SpliceAI12 is a deep learning tool that predicts the probability that a mutation could influence acceptor gain, acceptor loss, donor gain and donor loss of the closest splice site. We downloaded the masked prediction result of SpliceAI from the Illumina website, extracted results for both HLMs and common SNVs and calculated the maximum score for each variant. We also calculated the top 1% threshold of common SNVs similar to Seqweaver analysis.

Gene-level analysis

Taking all 17 329 protein-coding genes together, we applied the following Poisson regression with a log link to estimate the expected number of influential HLMs on each gene:

Number of influential HLMs ~ number of total HLMs + GC ratio + gene length

To avoid log (0), we added one pseudo count to all genes. We took the predicted value from this regression as the expected number of influential HLMs, and used the ratio of observed to expected number as the fold enrichment. We ranked and grouped all genes into deciles in the descending order of fold enrichment, and calculated the proportion of two sets of genes in each decile: first, human conserved genes were defined as the top 10% of genes in GnomAD LOEUF (loss-of-function observed/expected upper bound fraction) score13; second, primate conserved genes were defined as genes with the lowest 25% dN/dS across six primates calculated by Dumas et al.2 The significance of the enrichment of these gene lists in each decile was calculated by the Fisher test. We also repeated these analyses on common SNVs as a negative control.

Functional analysis

We defined genes with fold enrichment >2 as RBP-genes and used them for functional analysis. We used the WebCSEA tool to apply an expression enrichment test on a comprehensive set of published single-cell RNA sequencing data covering different embryo and adult tissues. The permutation-based combined p value for each cell type was used to define significantly enriched cell types. For the highlighted cell types, we extracted the top 5% genes showing specific expression, as defined by t-statistics calculated by WebCSEA. For highlighted genes, we additionally extracted their expression trajectories among brain development using the online tool Brainspan.14

We used ClusterProfiler15 R package to conduct Gene Ontology (GO) Biological Process and Cell Component enrichment analysis. We only retained pathways with >10 and <500 genes for analysis. Background genes were defined as all genes with GO annotation. We applied the simplify() function to remove similar pathways (highly overlapped or child–parent term of every other). We reported pathways with false discovery rate (FDR)-corrected p value<0.05. We also applied SynGO16 enrichment analysis, with similar settings except that the background gene list was defined as all brain-expressed genes.

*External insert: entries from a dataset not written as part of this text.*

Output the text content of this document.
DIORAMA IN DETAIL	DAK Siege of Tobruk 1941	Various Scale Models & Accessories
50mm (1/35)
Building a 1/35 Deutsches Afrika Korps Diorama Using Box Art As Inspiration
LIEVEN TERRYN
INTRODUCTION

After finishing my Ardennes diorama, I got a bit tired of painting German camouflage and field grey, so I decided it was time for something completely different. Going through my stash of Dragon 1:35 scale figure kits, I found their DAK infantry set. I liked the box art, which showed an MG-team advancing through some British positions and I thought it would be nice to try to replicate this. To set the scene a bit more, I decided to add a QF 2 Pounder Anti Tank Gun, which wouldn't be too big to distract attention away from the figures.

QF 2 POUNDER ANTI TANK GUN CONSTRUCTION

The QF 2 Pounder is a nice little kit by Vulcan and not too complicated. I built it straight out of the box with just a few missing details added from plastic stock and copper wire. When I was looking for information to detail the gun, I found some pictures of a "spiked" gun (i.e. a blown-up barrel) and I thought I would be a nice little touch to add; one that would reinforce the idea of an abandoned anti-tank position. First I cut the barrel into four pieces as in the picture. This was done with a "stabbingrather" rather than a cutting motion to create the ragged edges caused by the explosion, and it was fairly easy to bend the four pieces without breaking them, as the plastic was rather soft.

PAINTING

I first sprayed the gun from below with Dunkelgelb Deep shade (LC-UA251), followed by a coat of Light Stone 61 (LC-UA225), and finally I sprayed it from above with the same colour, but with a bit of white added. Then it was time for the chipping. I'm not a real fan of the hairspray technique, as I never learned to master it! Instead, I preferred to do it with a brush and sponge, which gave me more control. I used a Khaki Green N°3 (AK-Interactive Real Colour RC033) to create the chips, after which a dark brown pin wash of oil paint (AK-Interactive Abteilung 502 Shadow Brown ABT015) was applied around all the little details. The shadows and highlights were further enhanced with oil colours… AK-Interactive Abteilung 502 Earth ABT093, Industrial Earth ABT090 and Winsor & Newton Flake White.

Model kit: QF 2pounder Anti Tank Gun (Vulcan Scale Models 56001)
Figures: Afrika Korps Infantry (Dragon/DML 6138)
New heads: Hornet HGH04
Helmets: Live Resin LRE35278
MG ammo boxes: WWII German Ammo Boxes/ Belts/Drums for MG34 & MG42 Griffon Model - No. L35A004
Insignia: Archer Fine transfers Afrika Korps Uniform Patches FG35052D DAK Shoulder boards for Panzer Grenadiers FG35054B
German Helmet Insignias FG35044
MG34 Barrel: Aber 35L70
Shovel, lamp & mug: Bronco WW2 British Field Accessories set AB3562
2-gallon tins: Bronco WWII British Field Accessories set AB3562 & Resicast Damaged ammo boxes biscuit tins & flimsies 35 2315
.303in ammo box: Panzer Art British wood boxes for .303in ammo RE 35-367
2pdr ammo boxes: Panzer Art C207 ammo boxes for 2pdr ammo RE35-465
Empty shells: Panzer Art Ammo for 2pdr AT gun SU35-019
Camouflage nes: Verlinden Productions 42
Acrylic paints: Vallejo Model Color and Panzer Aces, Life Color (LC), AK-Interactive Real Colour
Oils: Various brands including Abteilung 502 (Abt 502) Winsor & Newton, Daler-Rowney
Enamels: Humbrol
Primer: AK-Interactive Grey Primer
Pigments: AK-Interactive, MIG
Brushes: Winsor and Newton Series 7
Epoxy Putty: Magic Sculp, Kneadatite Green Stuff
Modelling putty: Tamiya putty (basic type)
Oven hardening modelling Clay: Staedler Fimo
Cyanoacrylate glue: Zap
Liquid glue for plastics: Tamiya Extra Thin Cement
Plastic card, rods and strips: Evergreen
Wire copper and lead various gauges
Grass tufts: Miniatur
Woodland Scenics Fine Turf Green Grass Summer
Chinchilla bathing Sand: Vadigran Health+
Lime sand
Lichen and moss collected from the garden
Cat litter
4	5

To analyse whether RBP-genes were significantly associated with neurodevelopmental disorders, we collected disease genes from the following resource:

  1. Cross-sectional autism whole-exome sequencing (WES) data (11 986 cases, 23 598 control).17 All genes with FDR-adjusted p value of transmitted and de novo association <0.05 were collected.

  2. Combined schizophrenia cross-sectional WES data (24 248 cases, 97 328 controls) and trio WES data (3402 trios).18 The significance threshold was FDR-adjusted p value of meta-analysis <0.05.

  3. Trio-based WES data of developmental delay (31 058 trios). We collected genes with FDR-adjusted p value of DeNovoWEST <0.05.

  4. Family-based WES data (15 306 probands) of autism.19 We collected genes with FDR-adjusted p value of DeNovoWEST <0.05.

  5. Risk genes of brain Mendelian disorders. We downloaded the gene-disease-organ association tables from the Gene ORGANizer database,20 and retained only the genes associated with the brain with high confidence.

We tested whether RBP-genes were enriched in these gene sets by the Fisher test. To control potential bias, for each gene set we additionally ran a logistic regression on all the included genes:

In gene set (0/1) ~ is RBP-gene (0/1) + is LOEUF gene (0/1) + GC content + length to verify the enrichment result. The positive regression coefficient of the term is RBP-gene (0/1) was considered evidence of enrichment, and its p value was used to evaluate the significance.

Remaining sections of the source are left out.